Nella frase della canzone viene usato _fumare tosse (in bocca a qualcuno) _  inteso come _provocare tosse nella bocca di qualcuno a causa del fumo emesso dal soggetto del vero fumare_ (la sigaretta fuma tosse in bocca a te).


----------



## Lucy Van Pelt

Paulfromitaly said:


> "La prima sigaretta che ti fuma in boca un po' di tosse"
> 
> Questa roba non ha senso e non è stata scritta da un italiano.


 


Paulfromitaly said:


> Dal punto di vista linguistico (che è l'unico che conta qui) quella frase e spazzatura


 


Dài, non dire così, in questo modo ferisci il mio animo di "rimbaglionita"!  (termine con cui si autodefinicono ironicamente alcuni fans di Baglioni).

A parte gli scherzi, io trovo invece l'espressione, anche se non linguisticamente corretta, evocativa di una precisa sensazione/ immagine.



p.s. il mio orgoglio di rimbaglionita mi dice anche di ricordarti che qualche anno fa Baglioni ha vinto anche il premio Lunezia, che viene assegnato al valore letterario dei testi delle canzoni....Non era specificatamente per questa canzone, ma insomma....


----------



## ermannoitaly

Buongiorno 

Banalmente chi ha smesso di fumare da tempo (cioè,da diversi anni) e che sia ormai divenuto insensibile alla tentazione di fumare  una sigaretta, diventa (purtroppo per chi fuma)  sensibile (intollerante) al fumo passivo di una/della sigaretta.
 Il non-fumatore/meglio ex fumatore può perfino arrivare a tossire.
Questa sensazione  (colpi di tosse  (e il cerchio alla testa (?)) l' avrà provata  fumando, anni prima, la prima sigaretta.
Ma la prima sigaretta ha un' implicazione del tutto particolare per molti
adolescenti : superare "tout court" e semplicisticamente un "gap" che li divide dagli adulti.
------
Mi sono fatto l'idea  che molte persone appartenenti ad altre aree linguistiche siano attratte dal desiderio di comprendere espressioni estrapolate da testi di canzoni e di libri italiani.
Immagino che ciò avvenga anche nella direzione opposta quando gli
italiani si interessino ad espressioni contenute in testi di canzoni e libri
scritti in lingua straniera. 

Ciò premesso, come si possono individuare le fonti corrette cioè attendibili (ben inteso -fatto salvo l'uso dei dizionari-) da consigliare e  da cui attingere forme sintattiche e grammaticali coerenti alle mutate esigenze (mutatis mutandis) di vita quotidiana ?

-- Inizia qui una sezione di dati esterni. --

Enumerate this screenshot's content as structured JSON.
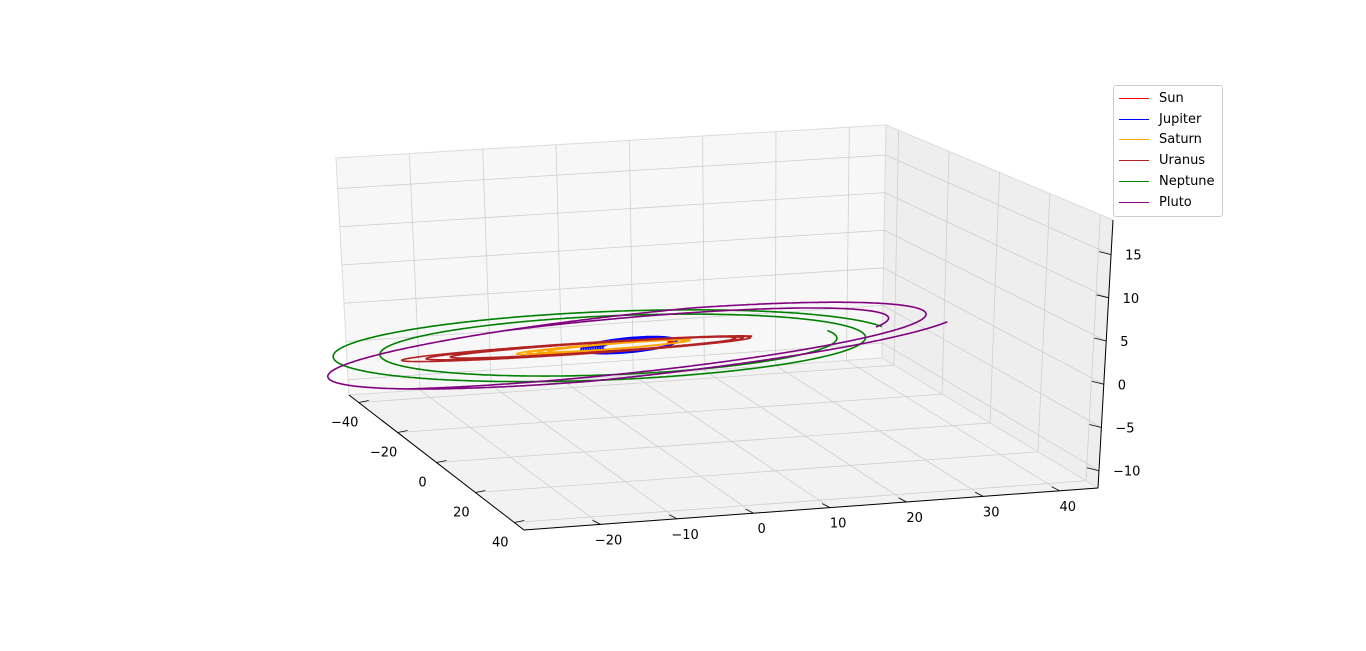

Infine mi / vi chiedo : è l'uso ripetuto di un'espressione, di un termine (in alcuni casi informale) a legittimarne l'adozione nella lingua ufficiale ?

------ 
Grazie
Saluti


----------



## marco.cur

Costruzioni particolari, non linguisticamente corrette, si possono trovare nei testi poetici (le canzoni rientrano in questa categoria) per ragioni metriche o espressive. Vengono dette licenze poetiche, e non costituiscono mutate esigenze di vita quotidiana.

L'uso di licenze poetiche. è una pratica nota a tutti, perché ce l'hanno insegnato fin dalle scuole dell'obbligo.


----------



## Vaga Lume

Grazie a tutti!


----------